David Chamberlain, chairman and CEO of Stride Rite, said in a statement: “With the purchase of Saucony, we added a highly-respected $150 million brand in performance running. We see growth opportunities for Saucony in running, international and children’s. We expect that 2006 will be a year of transition for Saucony as we set the platform for 2007.”
He added that with Saucony, the company will double its international business presence and add significantly to sales in Europe — “an area of focus for us.”
Looking forward, the company estimates this year’s earnings at $0.82 to $0.88 per share. That guidance accounts for stock option expenses of $0.05 per share; acquisition and inventory charges are projected at about $0.08 per share.
Under Armour establishes European headquarters
Under Armour (Nasdaq: UARM) said it plans to open European headquarters in Amsterdam and promote of one of the company’s partners to president of international, adding that its “international business is a top priority.”
As the new president of the international division, Ryan Wood will relocate to Amsterdam and lead Under Armour’s operations in Europe, Asia and Canada. He is charged with building local European support to ensure the long-term success of the business internationally.
The company will operate its European sales, marketing and logistics functions from an office located in Amsterdam’s Olympic Stadium, originally built to host sports competitions during the 1928 Olympic Games.

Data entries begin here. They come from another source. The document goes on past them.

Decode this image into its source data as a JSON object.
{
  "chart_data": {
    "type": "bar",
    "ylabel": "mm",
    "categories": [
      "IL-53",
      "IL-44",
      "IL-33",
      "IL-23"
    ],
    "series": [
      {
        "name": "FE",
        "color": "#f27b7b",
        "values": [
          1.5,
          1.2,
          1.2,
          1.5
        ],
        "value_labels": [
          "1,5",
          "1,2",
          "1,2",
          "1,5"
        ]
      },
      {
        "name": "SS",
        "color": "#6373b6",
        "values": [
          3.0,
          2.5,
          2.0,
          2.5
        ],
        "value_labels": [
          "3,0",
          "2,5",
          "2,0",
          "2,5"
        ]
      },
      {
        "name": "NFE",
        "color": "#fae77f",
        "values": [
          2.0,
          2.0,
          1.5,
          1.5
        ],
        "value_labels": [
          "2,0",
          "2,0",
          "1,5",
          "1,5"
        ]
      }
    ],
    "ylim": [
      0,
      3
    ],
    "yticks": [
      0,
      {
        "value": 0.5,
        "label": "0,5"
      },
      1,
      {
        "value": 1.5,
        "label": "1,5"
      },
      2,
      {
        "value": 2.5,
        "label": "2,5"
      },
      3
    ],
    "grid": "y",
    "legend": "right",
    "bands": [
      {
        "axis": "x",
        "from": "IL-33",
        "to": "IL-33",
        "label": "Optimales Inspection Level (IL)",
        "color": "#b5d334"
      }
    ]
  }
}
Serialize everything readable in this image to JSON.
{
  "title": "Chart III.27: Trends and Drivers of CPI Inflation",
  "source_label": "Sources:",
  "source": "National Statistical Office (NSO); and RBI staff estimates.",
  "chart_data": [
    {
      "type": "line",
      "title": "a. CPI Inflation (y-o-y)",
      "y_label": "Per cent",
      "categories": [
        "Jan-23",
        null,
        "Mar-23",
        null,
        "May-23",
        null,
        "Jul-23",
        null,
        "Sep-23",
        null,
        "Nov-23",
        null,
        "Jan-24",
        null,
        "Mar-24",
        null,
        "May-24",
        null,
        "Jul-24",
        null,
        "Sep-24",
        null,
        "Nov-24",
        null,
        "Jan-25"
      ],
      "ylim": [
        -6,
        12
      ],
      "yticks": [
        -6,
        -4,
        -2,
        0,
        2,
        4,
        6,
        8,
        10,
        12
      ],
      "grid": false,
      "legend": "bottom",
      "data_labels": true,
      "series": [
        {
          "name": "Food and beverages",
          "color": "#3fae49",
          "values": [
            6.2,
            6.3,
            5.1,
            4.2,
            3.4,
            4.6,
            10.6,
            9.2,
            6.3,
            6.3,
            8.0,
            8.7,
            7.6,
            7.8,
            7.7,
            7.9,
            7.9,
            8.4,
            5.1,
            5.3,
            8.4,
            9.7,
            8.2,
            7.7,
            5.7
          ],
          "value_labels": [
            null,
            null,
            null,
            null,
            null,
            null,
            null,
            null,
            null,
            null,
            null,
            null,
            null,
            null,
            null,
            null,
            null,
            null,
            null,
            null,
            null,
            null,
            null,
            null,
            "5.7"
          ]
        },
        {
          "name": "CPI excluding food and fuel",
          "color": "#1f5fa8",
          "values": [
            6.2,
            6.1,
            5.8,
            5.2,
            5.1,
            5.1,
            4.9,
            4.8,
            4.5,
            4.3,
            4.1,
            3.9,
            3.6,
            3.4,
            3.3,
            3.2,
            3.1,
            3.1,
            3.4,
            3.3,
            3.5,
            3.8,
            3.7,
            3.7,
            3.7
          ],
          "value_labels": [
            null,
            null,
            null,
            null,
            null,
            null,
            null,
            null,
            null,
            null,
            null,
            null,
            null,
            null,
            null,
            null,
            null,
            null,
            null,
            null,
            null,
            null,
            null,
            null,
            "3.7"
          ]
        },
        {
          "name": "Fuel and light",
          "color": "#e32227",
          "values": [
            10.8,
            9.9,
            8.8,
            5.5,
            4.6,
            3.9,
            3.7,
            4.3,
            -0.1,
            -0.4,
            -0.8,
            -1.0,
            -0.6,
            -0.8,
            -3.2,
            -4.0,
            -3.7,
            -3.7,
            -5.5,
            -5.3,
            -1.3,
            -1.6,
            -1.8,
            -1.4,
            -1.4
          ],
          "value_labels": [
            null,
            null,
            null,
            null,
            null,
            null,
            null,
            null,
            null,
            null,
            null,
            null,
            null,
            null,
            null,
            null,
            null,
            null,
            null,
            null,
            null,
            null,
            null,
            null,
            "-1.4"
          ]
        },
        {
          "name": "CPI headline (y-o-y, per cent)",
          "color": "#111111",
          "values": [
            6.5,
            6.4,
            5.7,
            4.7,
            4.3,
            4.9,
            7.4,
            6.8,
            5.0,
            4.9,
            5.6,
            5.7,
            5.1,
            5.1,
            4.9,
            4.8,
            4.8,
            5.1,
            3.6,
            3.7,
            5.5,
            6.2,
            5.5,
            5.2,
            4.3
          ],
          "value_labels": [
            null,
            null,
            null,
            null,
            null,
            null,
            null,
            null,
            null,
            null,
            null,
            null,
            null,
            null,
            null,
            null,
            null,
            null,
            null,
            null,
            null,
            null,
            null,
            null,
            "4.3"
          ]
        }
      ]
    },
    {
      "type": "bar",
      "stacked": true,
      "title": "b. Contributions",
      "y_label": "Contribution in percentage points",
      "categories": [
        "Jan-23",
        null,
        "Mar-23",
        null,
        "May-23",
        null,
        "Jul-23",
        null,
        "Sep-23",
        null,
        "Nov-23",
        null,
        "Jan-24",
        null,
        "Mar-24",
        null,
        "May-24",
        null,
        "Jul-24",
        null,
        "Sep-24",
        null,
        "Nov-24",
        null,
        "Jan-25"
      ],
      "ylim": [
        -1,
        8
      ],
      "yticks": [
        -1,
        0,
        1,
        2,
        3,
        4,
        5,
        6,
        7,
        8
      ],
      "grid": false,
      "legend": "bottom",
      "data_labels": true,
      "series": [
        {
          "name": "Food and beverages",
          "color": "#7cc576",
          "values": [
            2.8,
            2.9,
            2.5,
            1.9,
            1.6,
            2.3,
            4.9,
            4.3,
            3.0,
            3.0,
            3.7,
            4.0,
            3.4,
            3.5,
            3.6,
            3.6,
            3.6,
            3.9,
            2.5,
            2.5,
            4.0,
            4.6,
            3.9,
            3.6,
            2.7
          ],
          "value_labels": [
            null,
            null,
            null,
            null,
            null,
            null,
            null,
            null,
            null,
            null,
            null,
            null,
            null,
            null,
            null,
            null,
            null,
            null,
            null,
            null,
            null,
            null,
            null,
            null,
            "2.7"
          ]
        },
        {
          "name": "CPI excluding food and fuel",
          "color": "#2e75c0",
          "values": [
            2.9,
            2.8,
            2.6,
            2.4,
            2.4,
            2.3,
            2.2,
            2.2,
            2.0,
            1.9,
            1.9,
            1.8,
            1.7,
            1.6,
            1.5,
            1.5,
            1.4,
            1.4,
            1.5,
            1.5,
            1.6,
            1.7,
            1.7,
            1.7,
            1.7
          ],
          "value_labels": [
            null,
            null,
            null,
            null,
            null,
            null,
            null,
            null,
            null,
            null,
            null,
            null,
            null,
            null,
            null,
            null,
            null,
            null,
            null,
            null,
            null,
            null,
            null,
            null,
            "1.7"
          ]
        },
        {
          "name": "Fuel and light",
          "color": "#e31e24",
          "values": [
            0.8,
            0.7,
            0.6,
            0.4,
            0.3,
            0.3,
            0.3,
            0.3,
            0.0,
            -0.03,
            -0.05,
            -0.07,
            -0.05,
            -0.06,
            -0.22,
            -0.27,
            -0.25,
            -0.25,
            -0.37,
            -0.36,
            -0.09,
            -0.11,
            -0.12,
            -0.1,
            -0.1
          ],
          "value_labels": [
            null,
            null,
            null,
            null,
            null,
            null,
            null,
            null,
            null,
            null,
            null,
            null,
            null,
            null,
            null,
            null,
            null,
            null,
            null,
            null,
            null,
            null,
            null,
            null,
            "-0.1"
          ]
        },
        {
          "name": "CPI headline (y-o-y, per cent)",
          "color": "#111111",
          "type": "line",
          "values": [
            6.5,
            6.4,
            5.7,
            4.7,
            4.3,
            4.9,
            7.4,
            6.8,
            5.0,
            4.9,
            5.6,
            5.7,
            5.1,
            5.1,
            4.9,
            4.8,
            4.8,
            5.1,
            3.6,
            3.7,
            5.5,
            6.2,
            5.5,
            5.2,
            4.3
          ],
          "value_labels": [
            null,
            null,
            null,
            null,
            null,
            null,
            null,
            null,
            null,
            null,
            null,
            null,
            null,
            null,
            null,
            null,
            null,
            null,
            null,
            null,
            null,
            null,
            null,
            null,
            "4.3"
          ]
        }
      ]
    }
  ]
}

Also, the company said Matthew Mirchin, vice president of U.S. sales, who joined Under Armour in May 2005, will continue to lead sales efforts in the United States.
Amer Sports stock for staff ready to trade
Amer Sports released a statement saying that the stock options related to the year 2003 stock option arrangement for its key staff will be subject to trading on the Helsinki Stock Exchange main list as of Jan. 12.
The total number of stock options is 159,999. Each stock option entitles the holder of the stock option to subscribe for three shares of Amer Sports with an accounting par value of Euro 4 (USD $4.86) per share. The subscription price for stock options is Euro 12.63 (USD $15.34) per share. The share subscription period for stock options began on Jan. 1, 2006, and ends on Dec. 31, 2008. As a result of the subscriptions, the number of shares of Amer Sports can increase by a maximum of 479,997 new shares and the share capital can increase by a maximum of Euro 1,919,988 (USD $2,332,382).
The other shareholder rights will begin once the increase in the share capital has been entered in the Finnish trade register, it added.
(Conversion of Euros into U.S. dollars is for information only, is not necessarily relative to earnings, and is based on the currency rate as of Jan. 11.)